Featured in the Hall of Paleontology are fossil remains from the Paleozoic, Mesozoic and Cenozoic eras, forming a wordless chronicle of prehistoric life that flourished between 500 million and one million years ago. Among the exhibits is a piece of ocher marble with a cloud-like pattern on its surface formed by fossilized seaweed. This is all that remains from a period of floods dating back some 500 million years when algal life dominated the earth. When the floods receded, the algae had to adapt to a more terrestrial existence and early ferns and gymnosperms, the predecessors of terrestrial plant life, came into being. The "Dinosaur World" can be divided to two parts, "Jurassic Park" and "Cretaceous Park". The "Jurassic Park" reappears the ecology sight in 140 million years ago and the dinosaurs in different types in that period, such as Mamenxi dinosaur, Tuojiang dinosaur, Lufeng dinosaur, and flesh-eater Yongchuan dinosaur and Qi dinosaur and so on.
The Hall of Zoology houses more than 2,000 specimens arranged to show the course of evolution from simple aquatic to complex terrestrial forms.
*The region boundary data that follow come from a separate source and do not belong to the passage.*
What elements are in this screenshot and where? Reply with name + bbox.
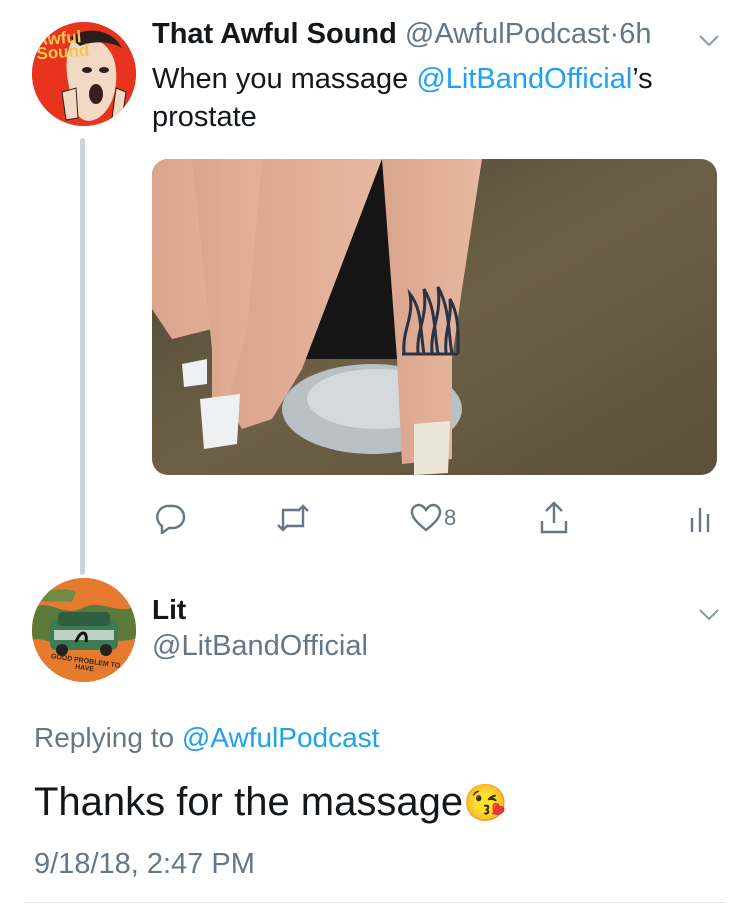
separator-dot: · bbox=[609, 18, 620, 50]
chevron-down-icon[interactable] bbox=[698, 32, 720, 53]
avatar-logo-text: Awful Sound bbox=[34, 27, 90, 64]
author-name[interactable]: Lit bbox=[152, 594, 186, 626]
share-icon bbox=[540, 501, 568, 534]
like-button[interactable]: 8 bbox=[410, 500, 456, 536]
tweet-timestamp[interactable]: 9/18/18, 2:47 PM bbox=[34, 848, 255, 881]
tweet-header: That Awful Sound @AwfulPodcast·6h bbox=[152, 18, 651, 51]
author-name[interactable]: That Awful Sound bbox=[152, 18, 397, 50]
tweet-text-start: When you massage bbox=[152, 63, 417, 95]
analytics-icon bbox=[690, 508, 710, 532]
mention-link[interactable]: @LitBandOfficial bbox=[416, 63, 632, 95]
analytics-button[interactable] bbox=[688, 500, 712, 536]
replying-to-handle[interactable]: @AwfulPodcast bbox=[182, 722, 380, 753]
photo-image bbox=[152, 159, 717, 475]
author-handle[interactable]: @LitBandOfficial bbox=[152, 630, 368, 663]
kiss-emoji: 😘 bbox=[463, 781, 508, 823]
retweet-button[interactable] bbox=[275, 500, 311, 536]
tweet-photo[interactable] bbox=[152, 159, 717, 475]
awful-sound-avatar[interactable]: Awful Sound bbox=[32, 22, 136, 126]
replying-prefix: Replying to bbox=[34, 722, 182, 753]
share-button[interactable] bbox=[538, 500, 570, 536]
time-ago[interactable]: 6h bbox=[619, 18, 651, 50]
reply-icon bbox=[156, 504, 186, 534]
heart-icon bbox=[410, 503, 442, 532]
tweet-text: When you massage @LitBandOfficial’s pros… bbox=[152, 60, 712, 136]
like-count: 8 bbox=[444, 505, 457, 530]
chevron-down-icon[interactable] bbox=[698, 606, 720, 627]
replying-to: Replying to @AwfulPodcast bbox=[34, 722, 379, 754]
reply-button[interactable] bbox=[155, 500, 187, 536]
author-handle[interactable]: @AwfulPodcast bbox=[405, 18, 610, 50]
lit-avatar[interactable]: GOOD PROBLEM TO HAVE bbox=[32, 578, 136, 682]
divider bbox=[25, 902, 725, 903]
reply-tweet-text: Thanks for the massage 😘 bbox=[34, 780, 508, 825]
thread-line bbox=[80, 138, 85, 575]
reply-text: Thanks for the massage bbox=[34, 780, 464, 824]
retweet-icon bbox=[277, 504, 309, 532]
These include a vast range of Chinese fauna, from the lynx and otter of the northeast to the peacock and parrot of the southwest; from sea dwellers such as the whale and giant clam to such terrestrial creatures as the giant panda. There are also enlarged models of protozoa and finely colored models of jellyfish and coral. The fish specimens numbers in the hundreds, represents both sea and fresh-water aquatic life. Among the reptile specimens, two items catch the visitor’s eye: an enormous leatherback sea turtle (Dermochely's coriacea) and a Chinese alligator; Equipped with a vocal cord-like organ, the latter growls in stormy weather and during fights.
The museum also houses a rich collection of specimens of avian life. The hornbill, for instance, is a rare species in China. Its long scythe-like bill surmounted by a horny masque gives it its Chinese name, "rhinoceros bird."
In the Hall of Botany, the aquarium contains a collection of various forms of algal life, including kelp, laver and agar in a range of strikingly beautiful colors. China has a rich variety of plant life, including almost every one of the 300,000 known species of seed plants. The dawn wood (Metasequoia), for instance, long considered extinct, is found in China's Sichuan and Hubei provinces. Among other rare species on display is the Lingzhi Cao (Glossy ganoderma), considered by purveyors of traditional Chinese medicine to be a potent elixir of life.